Multi-disciplinary Team (MDT):
Unlike most other diseases, cancer treatment requires an integrated approach from several specialists, each with their own expertise. This team of specialists who would work together on your cancer, is referred to as the Multi-Disciplinary Team (MDT). Many global organisations have recognized the importance of a MDT for cancer treatment, as it improves coordinated care to you, as a patient. Your MDT would include specialists from the following:
Gynecologic oncologist: A trained surgeon who plays a key role in managing cervical cancer.
Medical oncologist: A doctor specializing in drug based treatments such as chemotherapy.
Radiation oncologist: A clinician specialized in treating cancer with radiation
Pathologist/Onco-pathologist: A clinician specialized in examining tissue samples from the PAP smear and the biopsy under a microscope
Radiologist: A clinician specialized in reading X-rays, CT scans, MRIs, ultrasounds, and other imaging modalities.
Genetic Specialist: A clinician/scientist who determines the genetic make-up of a tumour.
Physiotherapist: Physical therapists provide support for patients, especially to alleviate the effects of some of the treatments for cancer.
Counsellor: Psychologist by training that offers counselling to patients
Dietician: Offers personalized support to cancer patients
Palliative care specialists: These professionals help patients and families deal with the emotions that come with a cancer diagnosis and cancer treatment such as anxiety and depression as well as keep the patient comfortable especially in incurable cases.
A tumor board is a meeting where your Multi-Disciplinary Team discusses cancer cases and shares knowledge.
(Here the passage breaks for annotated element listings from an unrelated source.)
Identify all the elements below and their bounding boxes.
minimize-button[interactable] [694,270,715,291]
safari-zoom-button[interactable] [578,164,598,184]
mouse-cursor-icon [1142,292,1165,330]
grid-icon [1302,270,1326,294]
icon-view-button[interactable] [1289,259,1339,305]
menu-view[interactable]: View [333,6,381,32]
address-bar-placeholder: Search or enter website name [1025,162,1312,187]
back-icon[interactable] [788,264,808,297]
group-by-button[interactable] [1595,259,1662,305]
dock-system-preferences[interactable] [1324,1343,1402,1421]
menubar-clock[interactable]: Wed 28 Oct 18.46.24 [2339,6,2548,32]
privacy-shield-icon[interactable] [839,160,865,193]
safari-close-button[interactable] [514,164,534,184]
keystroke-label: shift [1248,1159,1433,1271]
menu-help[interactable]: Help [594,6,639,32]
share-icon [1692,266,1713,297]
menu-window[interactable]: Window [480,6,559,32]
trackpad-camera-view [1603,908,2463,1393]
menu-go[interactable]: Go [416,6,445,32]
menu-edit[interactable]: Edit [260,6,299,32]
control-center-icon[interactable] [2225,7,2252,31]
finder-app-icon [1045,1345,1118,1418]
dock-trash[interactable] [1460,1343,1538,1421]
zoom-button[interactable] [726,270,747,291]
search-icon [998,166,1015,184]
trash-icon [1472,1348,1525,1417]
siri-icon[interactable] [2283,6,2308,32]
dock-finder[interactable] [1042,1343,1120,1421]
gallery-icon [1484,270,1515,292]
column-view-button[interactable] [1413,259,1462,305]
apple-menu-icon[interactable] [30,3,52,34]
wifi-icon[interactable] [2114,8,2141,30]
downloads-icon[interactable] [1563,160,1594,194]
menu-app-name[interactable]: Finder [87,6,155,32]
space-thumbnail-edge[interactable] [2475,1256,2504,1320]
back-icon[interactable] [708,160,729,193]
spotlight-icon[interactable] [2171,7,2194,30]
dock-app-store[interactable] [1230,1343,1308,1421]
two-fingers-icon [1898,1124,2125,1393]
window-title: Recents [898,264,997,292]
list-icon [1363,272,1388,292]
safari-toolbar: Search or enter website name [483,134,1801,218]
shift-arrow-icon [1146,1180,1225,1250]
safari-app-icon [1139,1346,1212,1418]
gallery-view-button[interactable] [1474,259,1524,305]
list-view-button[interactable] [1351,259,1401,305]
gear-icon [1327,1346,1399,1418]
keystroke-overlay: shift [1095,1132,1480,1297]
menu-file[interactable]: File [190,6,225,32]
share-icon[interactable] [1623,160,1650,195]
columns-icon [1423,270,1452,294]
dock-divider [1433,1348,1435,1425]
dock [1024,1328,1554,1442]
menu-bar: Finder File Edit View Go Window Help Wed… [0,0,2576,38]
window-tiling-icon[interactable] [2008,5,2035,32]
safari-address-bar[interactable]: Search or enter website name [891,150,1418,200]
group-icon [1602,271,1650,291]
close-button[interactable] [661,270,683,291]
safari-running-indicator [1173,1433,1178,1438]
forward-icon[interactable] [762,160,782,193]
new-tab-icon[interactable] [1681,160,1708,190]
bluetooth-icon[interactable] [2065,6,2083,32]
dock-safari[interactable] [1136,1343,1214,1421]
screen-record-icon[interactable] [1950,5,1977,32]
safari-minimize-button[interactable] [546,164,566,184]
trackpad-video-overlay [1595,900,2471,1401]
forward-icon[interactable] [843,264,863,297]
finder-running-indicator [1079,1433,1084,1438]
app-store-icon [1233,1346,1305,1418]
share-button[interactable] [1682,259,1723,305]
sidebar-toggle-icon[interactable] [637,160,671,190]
The board’s goal is to determine the best possible cancer treatment and care plan for an individual patient. Having fresh perspectives from other doctors makes it much easier to come up with that plan.
In some of the best cancer hospitals in India, all cancer cases are discussed at the Tumor Board, while in other cancer specialist hospitals the Tumor Board focuses on cases where a doctor seeks inputs from other specialists on the patient’s case. It’s OK to ask your doctor if or why your case was discussed at a tumor board. Or if it wasn’t, why not? In some cases, a patient’s treatment plan is very straightforward using standard treatment guidelines, and the doctor may feel a tumor board review isn’t needed. However, you can request that one be done.
These are offline or online groups that connect patients suffering from cancer. Do find out about a support group around you. The cancer specialist hospitals where your treatment is being done, may have a support group that you could join.